AAA represents 6.4 million members through its state and territory motoring clubs and associations. RACV, who appear with us today, is one of our constituent organisations.

 

You will have received our submission which deals with a number of issues:

 

  • the broad impact of taxation reform on motoring costs
  • keeping petrol prices unchanged
  • road funding
  • the treatment of diesel
  • transitional arrangements
  • carbon tax

 

I intend focussing on two key issues in my opening address.

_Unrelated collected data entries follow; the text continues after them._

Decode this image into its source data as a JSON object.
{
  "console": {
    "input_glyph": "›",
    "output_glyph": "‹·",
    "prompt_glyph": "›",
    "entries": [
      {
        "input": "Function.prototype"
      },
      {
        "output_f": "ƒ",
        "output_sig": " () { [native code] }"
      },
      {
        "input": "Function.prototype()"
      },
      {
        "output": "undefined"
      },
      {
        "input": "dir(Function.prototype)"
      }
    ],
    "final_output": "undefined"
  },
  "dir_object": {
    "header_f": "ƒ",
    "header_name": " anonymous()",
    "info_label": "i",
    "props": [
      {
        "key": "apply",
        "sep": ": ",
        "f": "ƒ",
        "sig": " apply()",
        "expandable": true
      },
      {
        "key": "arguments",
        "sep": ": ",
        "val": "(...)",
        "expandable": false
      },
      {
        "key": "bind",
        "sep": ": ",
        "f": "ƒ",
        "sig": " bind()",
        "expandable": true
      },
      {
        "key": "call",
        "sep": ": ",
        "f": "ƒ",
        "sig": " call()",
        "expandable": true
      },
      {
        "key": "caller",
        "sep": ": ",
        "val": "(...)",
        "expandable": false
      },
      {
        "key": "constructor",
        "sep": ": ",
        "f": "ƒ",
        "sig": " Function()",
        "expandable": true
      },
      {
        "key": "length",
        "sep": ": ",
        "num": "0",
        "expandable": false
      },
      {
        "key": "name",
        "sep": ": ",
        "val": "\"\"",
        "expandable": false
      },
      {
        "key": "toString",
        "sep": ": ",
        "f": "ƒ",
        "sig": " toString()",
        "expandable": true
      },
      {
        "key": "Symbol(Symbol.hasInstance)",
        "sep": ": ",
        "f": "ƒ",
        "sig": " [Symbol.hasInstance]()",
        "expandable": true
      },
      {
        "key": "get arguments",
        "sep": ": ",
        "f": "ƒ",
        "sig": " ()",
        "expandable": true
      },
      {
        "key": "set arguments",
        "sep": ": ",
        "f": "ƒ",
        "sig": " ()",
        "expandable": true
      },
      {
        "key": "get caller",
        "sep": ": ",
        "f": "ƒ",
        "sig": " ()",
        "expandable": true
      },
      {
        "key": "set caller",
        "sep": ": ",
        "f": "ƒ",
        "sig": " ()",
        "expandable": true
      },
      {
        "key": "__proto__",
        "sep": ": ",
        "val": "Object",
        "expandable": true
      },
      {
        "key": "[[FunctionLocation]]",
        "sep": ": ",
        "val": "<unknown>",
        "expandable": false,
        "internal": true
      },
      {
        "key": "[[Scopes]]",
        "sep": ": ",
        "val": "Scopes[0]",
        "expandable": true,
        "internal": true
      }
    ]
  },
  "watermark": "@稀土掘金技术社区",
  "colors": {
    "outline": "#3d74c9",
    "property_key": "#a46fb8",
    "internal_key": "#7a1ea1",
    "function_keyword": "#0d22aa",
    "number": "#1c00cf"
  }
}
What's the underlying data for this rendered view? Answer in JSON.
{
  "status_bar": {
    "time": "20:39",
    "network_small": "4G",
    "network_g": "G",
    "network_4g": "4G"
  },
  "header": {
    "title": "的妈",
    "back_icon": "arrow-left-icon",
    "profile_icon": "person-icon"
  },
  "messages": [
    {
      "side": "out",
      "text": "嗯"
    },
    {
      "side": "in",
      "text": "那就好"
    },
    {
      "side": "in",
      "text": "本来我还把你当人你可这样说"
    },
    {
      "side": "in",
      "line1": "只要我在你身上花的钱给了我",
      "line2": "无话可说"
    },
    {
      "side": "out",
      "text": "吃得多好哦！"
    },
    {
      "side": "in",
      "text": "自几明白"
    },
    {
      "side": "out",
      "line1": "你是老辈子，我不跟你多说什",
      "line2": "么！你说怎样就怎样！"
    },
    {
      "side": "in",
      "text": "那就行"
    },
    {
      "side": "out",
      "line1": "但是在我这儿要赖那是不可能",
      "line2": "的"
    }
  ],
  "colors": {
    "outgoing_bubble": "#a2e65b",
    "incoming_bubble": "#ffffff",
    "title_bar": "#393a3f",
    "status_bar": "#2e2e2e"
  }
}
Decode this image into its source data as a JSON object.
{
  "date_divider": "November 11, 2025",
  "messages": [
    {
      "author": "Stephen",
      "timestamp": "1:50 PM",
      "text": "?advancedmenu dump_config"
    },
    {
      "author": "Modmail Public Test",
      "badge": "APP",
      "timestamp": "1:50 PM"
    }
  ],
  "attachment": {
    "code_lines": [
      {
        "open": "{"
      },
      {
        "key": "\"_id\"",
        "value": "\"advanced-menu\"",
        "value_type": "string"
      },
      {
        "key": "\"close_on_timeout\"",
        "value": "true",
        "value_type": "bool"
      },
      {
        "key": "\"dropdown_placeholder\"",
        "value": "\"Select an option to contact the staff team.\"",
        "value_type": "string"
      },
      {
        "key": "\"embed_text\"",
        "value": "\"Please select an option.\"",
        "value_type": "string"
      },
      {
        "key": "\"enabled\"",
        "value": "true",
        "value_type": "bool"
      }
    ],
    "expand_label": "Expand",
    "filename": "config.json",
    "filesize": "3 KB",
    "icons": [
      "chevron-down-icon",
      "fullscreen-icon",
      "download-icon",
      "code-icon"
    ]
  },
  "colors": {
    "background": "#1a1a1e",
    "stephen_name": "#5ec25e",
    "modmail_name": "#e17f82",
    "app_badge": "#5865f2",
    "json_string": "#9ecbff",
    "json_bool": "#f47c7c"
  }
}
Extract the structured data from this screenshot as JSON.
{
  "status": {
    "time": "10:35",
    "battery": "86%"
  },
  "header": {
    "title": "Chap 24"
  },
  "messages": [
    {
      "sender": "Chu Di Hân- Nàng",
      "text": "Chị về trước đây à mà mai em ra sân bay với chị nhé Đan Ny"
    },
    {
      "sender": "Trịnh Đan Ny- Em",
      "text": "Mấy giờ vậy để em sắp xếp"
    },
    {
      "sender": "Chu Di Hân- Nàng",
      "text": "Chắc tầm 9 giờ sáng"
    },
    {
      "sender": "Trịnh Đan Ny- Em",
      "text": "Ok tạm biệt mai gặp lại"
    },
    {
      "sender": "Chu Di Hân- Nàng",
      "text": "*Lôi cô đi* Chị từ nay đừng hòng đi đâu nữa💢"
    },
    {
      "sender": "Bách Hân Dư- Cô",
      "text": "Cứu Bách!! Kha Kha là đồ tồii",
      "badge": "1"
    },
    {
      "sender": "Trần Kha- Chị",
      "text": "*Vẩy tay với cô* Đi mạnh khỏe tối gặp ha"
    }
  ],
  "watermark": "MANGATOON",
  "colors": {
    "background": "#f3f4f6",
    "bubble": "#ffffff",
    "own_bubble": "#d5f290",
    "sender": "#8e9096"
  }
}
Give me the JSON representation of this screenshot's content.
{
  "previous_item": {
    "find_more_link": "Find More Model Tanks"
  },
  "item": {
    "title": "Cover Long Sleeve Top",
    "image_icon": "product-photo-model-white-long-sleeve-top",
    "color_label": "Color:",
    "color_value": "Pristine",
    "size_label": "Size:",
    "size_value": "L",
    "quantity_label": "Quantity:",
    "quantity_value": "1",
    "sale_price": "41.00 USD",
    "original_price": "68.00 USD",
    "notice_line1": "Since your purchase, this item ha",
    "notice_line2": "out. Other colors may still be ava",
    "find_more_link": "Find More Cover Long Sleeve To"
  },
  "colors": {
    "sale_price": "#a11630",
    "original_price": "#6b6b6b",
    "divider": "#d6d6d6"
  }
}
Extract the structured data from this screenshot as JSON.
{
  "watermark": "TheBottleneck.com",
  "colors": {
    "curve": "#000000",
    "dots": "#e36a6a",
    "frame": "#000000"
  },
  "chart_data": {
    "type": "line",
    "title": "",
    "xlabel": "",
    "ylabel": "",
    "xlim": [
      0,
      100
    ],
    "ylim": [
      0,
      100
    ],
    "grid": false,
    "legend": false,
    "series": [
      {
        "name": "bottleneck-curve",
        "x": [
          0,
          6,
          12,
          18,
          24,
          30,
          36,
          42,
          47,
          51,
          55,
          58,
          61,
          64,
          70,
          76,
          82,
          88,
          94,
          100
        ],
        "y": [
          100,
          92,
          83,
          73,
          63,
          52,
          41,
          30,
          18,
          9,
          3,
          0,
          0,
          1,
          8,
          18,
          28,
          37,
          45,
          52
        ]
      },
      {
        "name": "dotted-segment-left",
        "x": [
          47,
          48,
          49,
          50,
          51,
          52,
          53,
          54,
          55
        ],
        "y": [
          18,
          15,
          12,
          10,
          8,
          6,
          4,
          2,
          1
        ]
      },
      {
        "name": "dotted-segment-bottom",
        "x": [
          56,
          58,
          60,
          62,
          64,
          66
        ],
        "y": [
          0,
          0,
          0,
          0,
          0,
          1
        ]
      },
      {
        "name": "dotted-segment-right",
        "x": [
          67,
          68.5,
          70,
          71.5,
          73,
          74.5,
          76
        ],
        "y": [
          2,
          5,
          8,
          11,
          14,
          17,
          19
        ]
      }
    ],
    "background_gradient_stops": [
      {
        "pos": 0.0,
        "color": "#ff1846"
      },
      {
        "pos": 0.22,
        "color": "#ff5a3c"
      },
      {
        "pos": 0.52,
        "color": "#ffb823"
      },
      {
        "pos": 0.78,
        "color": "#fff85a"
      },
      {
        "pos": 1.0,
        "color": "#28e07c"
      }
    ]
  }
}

First, the issue of keeping petrol prices unchanged following the implementation of the GST; and, secondly, transitional arrangements affecting the payment of membership club fees for roadside assistance.

 

My colleague, Professor Ken Ogden from the RACV, will address road funding issues and the treatment of diesel.

 

Unchanged Petrol Prices

The Government's taxation proposals set out in the document A New Tax System (ANTS) leave open the question of how much petrol excise (currently 43c) will be reduced when the GST is introduced to maintain the promise of no increase in pump prices.

 

ANTS is also silent on how petrol excise will be adjusted to take account of the one-off impact of the GST on the CPI.

 

AAA is concerned about the impact of the GST on petrol prices, since the direct effect of reducing excise and applying a 10% GST to the retail price of petrol will be to increase the gap between city and country petrol prices.

 

To ensure pump prices do not rise in any country town, AAA has calculated that the Government should reduce petrol excise by 8.9 cents/litre before applying the GST.

 

According to research undertaken by Econtech for AAA, indirect taxation reform will generate cost savings in petroleum production, transport and distribution (0.3-0.6 cents more in the country compared to the city), but the savings will not generally be enough to offset the direct impact of the GST on the city/country price gap.

 

We also note that Treasury estimates of cost savings from indirect tax reform apply in the long term and assume that the benefits are fully passed on to consumers. It is expected that cost reductions will take some years to be realised.

 

Since cost reductions will not significantly impact on country compared to city prices, since they apply only in the long term, and since the benefits of indirect tax reform are likely to be quickly eroded by the effects of indexation, AAA believes that the cost reductions should not be taken into account by the Government when setting the excise level to prevail from 1 July 2000.

 

AAA also considers that the indexation of petrol excise must be abolished. If the policy of indexation is to continue, we believe that the excise to apply on 1 July 2000 would need to reflect the immediate inflationary impact of the GST (estimated by Treasury at 2.5 per cent). Thus, if pump prices are not to rise, excise should be reduced by 8.9 cents/litre at that time.

 

Transitional Arrangements

One of the major problems confronting the motoring organisations in respect of the GST legislation is the concept that services provided as a result of an annual payment are deemed by the legislation to be provided on a uniform basis over the year.

 

Consequently, annual membership subscriptions paid after 1 July 1999 will be deemed to be providing a service after I July 2000 and to that extent will be subject to GST.

 

There is a number of options which the motoring organisations have to address this problem, including:

 

  • back-billing our 6.4 million members for the GST liability from 1 July 1999 to 30 June 2000, after 1 July 2000; and
  • collecting the GST on a pro-rata basis from 1 July 1999.

 

Neither approach seems politically expedient. And it would involve a high administrative cost. I am sure that our clubs - and indeed the Government - do not want too many complaints from our significant membership base.

 

It seems to us therefore that the preferred approach - which I understand was adopted in New Zealand - is to have the legislation amended so that membership subscriptions, which are normally rolled over on a yearly basis, are not affected by GST until they are invoiced after 1 July 2000.